Life and work of Eduard Strasburger (1844-1912)

Eduard Strasburger

"Science is a constant flow"

The plant scientist wrote one of the best known textbooks on plant sciences already many decades ago. The book is still being published today. But the findings of Eduard Strasburger once were fiercely dabated and some of them proven more than 60 years after their first publication.

Bible for Botanists

His "Textbook of Botany for Universities" ("Lehrbuch der Botanik") is known as "the botanist's bible" as Hildegard Finke enthuses about this textbook in a booklet on the occasion of the centenary of the book[1].

Translated into eight languages

The first edition comprising 558 pages, written by Strasburger and three university lecturers as coauthors, was published in 1894. In the following years it was translated to eight languages. The 35th edition from 2002 consists of about twice as many pages.

Professor at 25 to Poppelsdorf Palace at 47

After Habilitation Strasburger was appointed Professor at the University of Jena, Germany, at an age of 25. Before he had studied in Paris, France, Bonn and Jena, both Germany. In 1866 he completed the 130 pages of his handwritten PhD thesis "Asplenium bulbiferum. A contribution about the development of the fern leave with special attention to the stomata and the chlorophyll". Finally he accepted an appointment by the University of Bonn, Germany, in 1881 where he worked until his death in 1912 in the marvellous Botanical Institute located at Poppelsdorf Palace.

Revolution in Cytology

Strasburger war an excellent teacher and had as many students as Wilhelm Pfeffer. However, even after the publication of his often quoted textbook his main interest was in research. He was the first plant scientist who used tissue fixation and staining protocols in microscopy routinely. Therefore he is considered the founder of modern cytology[2].

Dispute during conference

Because of the unknown staining techniques his results were disqualified as artifacts when he presented them at a botanical conference in Amsterdam, Netherlands in 1877. Anton de Bary [Link] had to take Strasburger's part because of the violent criticism. Using the new methods Strasburger was able to demonstrate that a nucleus of a dauther cell only can derive from the nucleus of the mother cell. He judged this result as that important that he asked his publisher to repurchase the second edition of his book "Generation and Segmentation of Cells" ("Zellbildung und Zelltheilung") from the marked and to print a corrected third edition.

60 Years Later his Postulate Was Accepted

Strasburger mainly worked on fertilization in ferns, conifers and in liverworts. His idea that a female cone is not a flower but an inflorescence was accepted 60 years later through a fossil record found. In 1884 he observed the fusion of nuclei following fertilization which he published in the book "Theory of Generation" ("Theorie der Zeugung").

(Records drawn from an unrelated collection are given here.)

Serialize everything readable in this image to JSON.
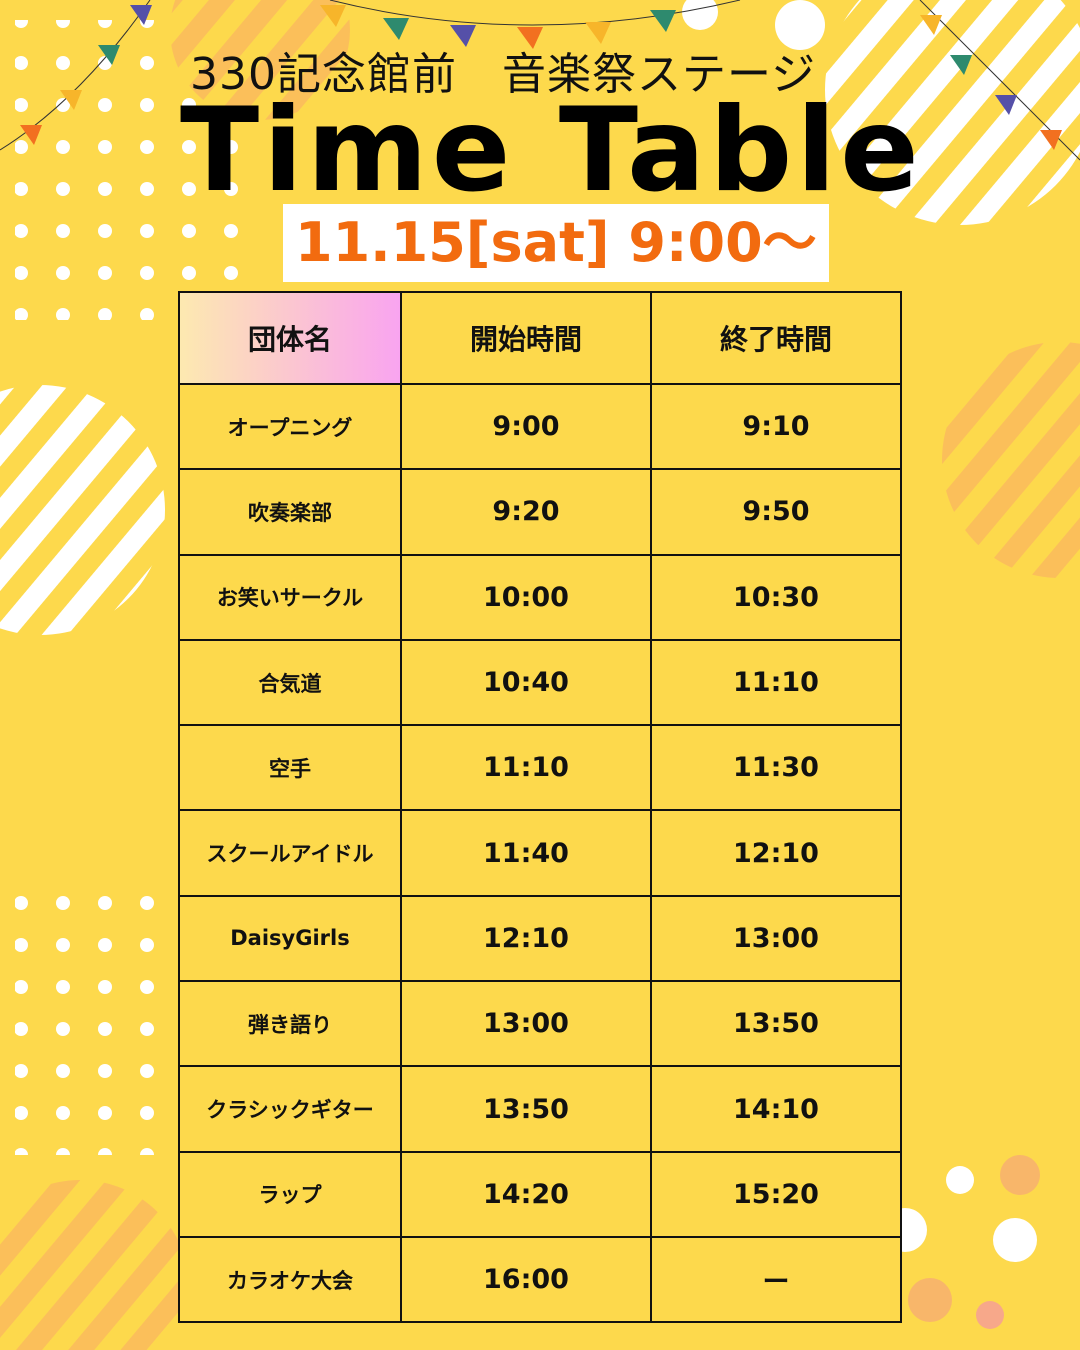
{
  "header": {
    "subtitle": "330記念館前　音楽祭ステージ",
    "title": "Time Table",
    "date": "11.15[sat] 9:00〜"
  },
  "colors": {
    "background": "#fdd94c",
    "accent": "#f26b0f",
    "header_gradient": [
      "#fde9b0",
      "#f9a4f0"
    ]
  },
  "table": {
    "columns": [
      "団体名",
      "開始時間",
      "終了時間"
    ],
    "rows": [
      {
        "name": "オープニング",
        "start": "9:00",
        "end": "9:10"
      },
      {
        "name": "吹奏楽部",
        "start": "9:20",
        "end": "9:50"
      },
      {
        "name": "お笑いサークル",
        "start": "10:00",
        "end": "10:30"
      },
      {
        "name": "合気道",
        "start": "10:40",
        "end": "11:10"
      },
      {
        "name": "空手",
        "start": "11:10",
        "end": "11:30"
      },
      {
        "name": "スクールアイドル",
        "start": "11:40",
        "end": "12:10"
      },
      {
        "name": "DaisyGirls",
        "start": "12:10",
        "end": "13:00"
      },
      {
        "name": "弾き語り",
        "start": "13:00",
        "end": "13:50"
      },
      {
        "name": "クラシックギター",
        "start": "13:50",
        "end": "14:10"
      },
      {
        "name": "ラップ",
        "start": "14:20",
        "end": "15:20"
      },
      {
        "name": "カラオケ大会",
        "start": "16:00",
        "end": "ー"
      }
    ]
  }
}
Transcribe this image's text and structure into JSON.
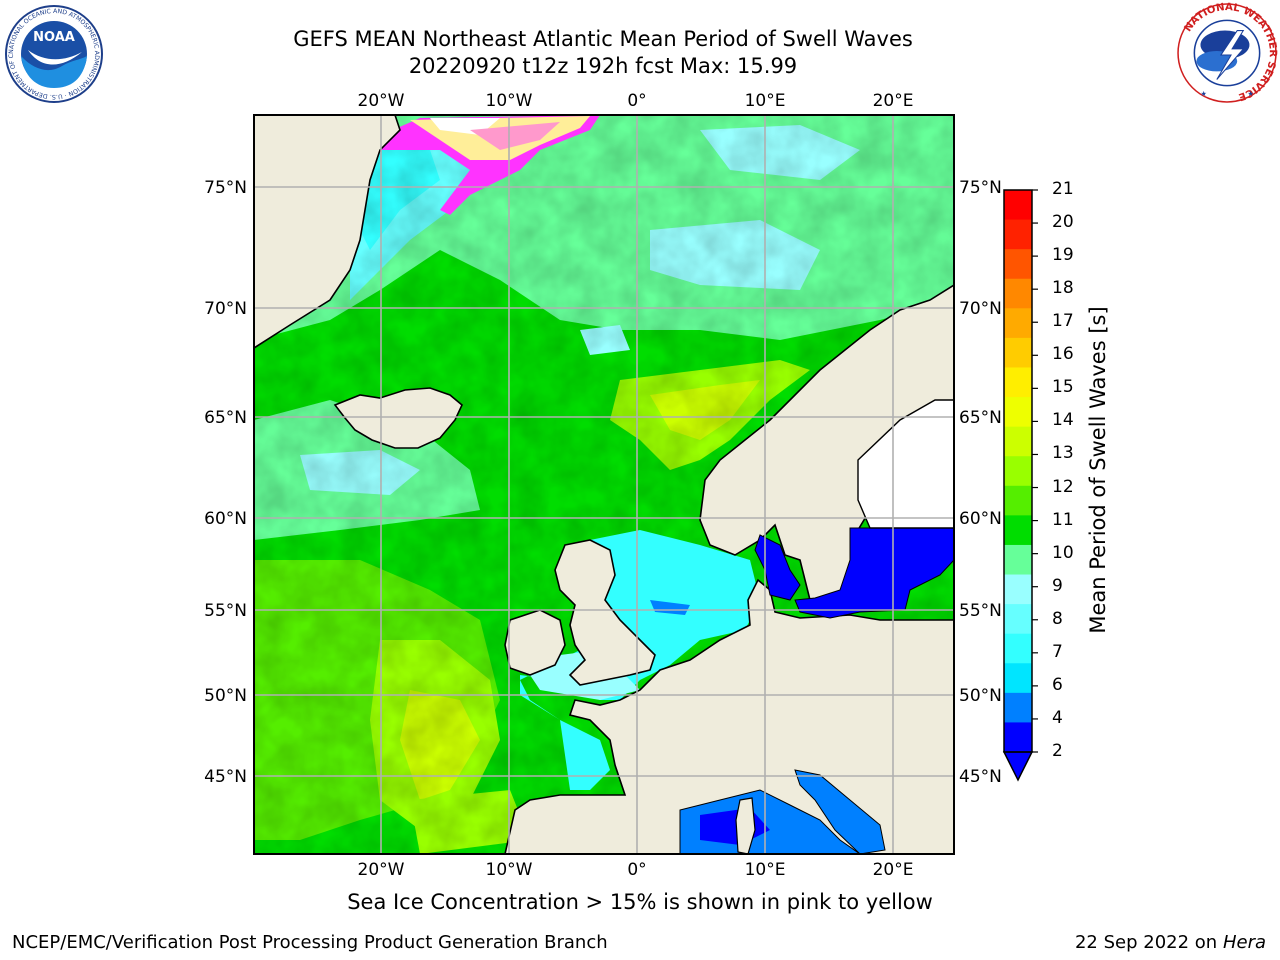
{
  "title": {
    "line1": "GEFS MEAN Northeast Atlantic Mean Period of Swell Waves",
    "line2": "20220920 t12z 192h fcst   Max: 15.99"
  },
  "map": {
    "lon_labels": [
      "20°W",
      "10°W",
      "0°",
      "10°E",
      "20°E"
    ],
    "lat_labels": [
      "75°N",
      "70°N",
      "65°N",
      "60°N",
      "55°N",
      "50°N",
      "45°N"
    ],
    "land_color": "#efecdc",
    "ice_colors": [
      "#ff33ff",
      "#ff99cc",
      "#ffee99",
      "#ffffff"
    ]
  },
  "colorbar": {
    "title": "Mean Period of Swell Waves [s]",
    "ticks": [
      "2",
      "4",
      "6",
      "7",
      "8",
      "9",
      "10",
      "11",
      "12",
      "13",
      "14",
      "15",
      "16",
      "17",
      "18",
      "19",
      "20",
      "21"
    ],
    "colors": [
      "#0000ff",
      "#0080ff",
      "#00e5ff",
      "#33ffff",
      "#66ffff",
      "#99ffff",
      "#66ff99",
      "#00dd00",
      "#55ee00",
      "#99ff00",
      "#ccff00",
      "#eeff00",
      "#ffee00",
      "#ffcc00",
      "#ffaa00",
      "#ff8800",
      "#ff5500",
      "#ff2200",
      "#ff0000"
    ]
  },
  "caption": "Sea Ice Concentration > 15% is shown in pink to yellow",
  "footer": {
    "left": "NCEP/EMC/Verification Post Processing Product Generation Branch",
    "right_date": "22 Sep 2022 on",
    "right_host": "Hera"
  },
  "logos": {
    "noaa_text": "NOAA",
    "noaa_ring": "NATIONAL OCEANIC AND ATMOSPHERIC ADMINISTRATION · U.S. DEPARTMENT OF COMMERCE",
    "nws_ring": "NATIONAL WEATHER SERVICE"
  }
}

Water transport in dead cells

However, he was not only interested in cytology but also in physiological processes. In his 1000 pages comprising book "About the Construction and the Performance of Vascular Bundles in Plants" ("Ueber den Bau und die Verrichtung der Leitungsbahnen in den Pflanzen") he demonstrated that water transport is possilbe without the involvement of living cells.

Mistakes will disappear in the constant flow

Taken all together Strasburger had published more than 120 books, reports and reviews comprising more than 6000 pages. He attempted to publish as soon as possible. He achieved this by scribbling his results and thoughts on a dayly basis. Often he maintained this chronological descriptions in his publications. Therefore, books of Strasburger often list countless details and therefore many of them are hard to follow up. This impulsive performance caused some mistakes which, however, didn't bother Strasburger much. His opinion was, "everything in the sciences is in a constant flow".

Five honorary doctorates

The significance of Strasburger's research can be seen in the many terms established by him, like phototaxis, gamete, cyto- and nulceoplasm, pro-, meta- and anaphase, plasmodesms, haploid and diploid. Five universities awarded him an honorary doctor and over 40 national and international academies, societies, and clubs asked him for membership. Moreover Strasburger was one of the founders of the German Botanical Society (Deutsche Botanische Gesellschaft, DBG).

"Modest and ordinary"

Despite his achievements he stayed "modest, ordinary, and not overbearing", as his student and friend G. Karsten wrote.

Text and Copyright: Dr. Esther Schwarz-Weig
[1] Finke, H. M., "Eduard Strasburger - eine biographische Skizze". In "100 Jahre Strasburgers Lehrbuch der Botanik für Hochschulen 1894-1994". Stuttgart, Gustav Fischer Verlag, 1994.

[2] Mägdefrau, K.: "Geschichte der Botanik. Leben und Leistung großer Forscher" (Stuttgart, Gustav Fischer Verlag, 2. Auflage, 1992).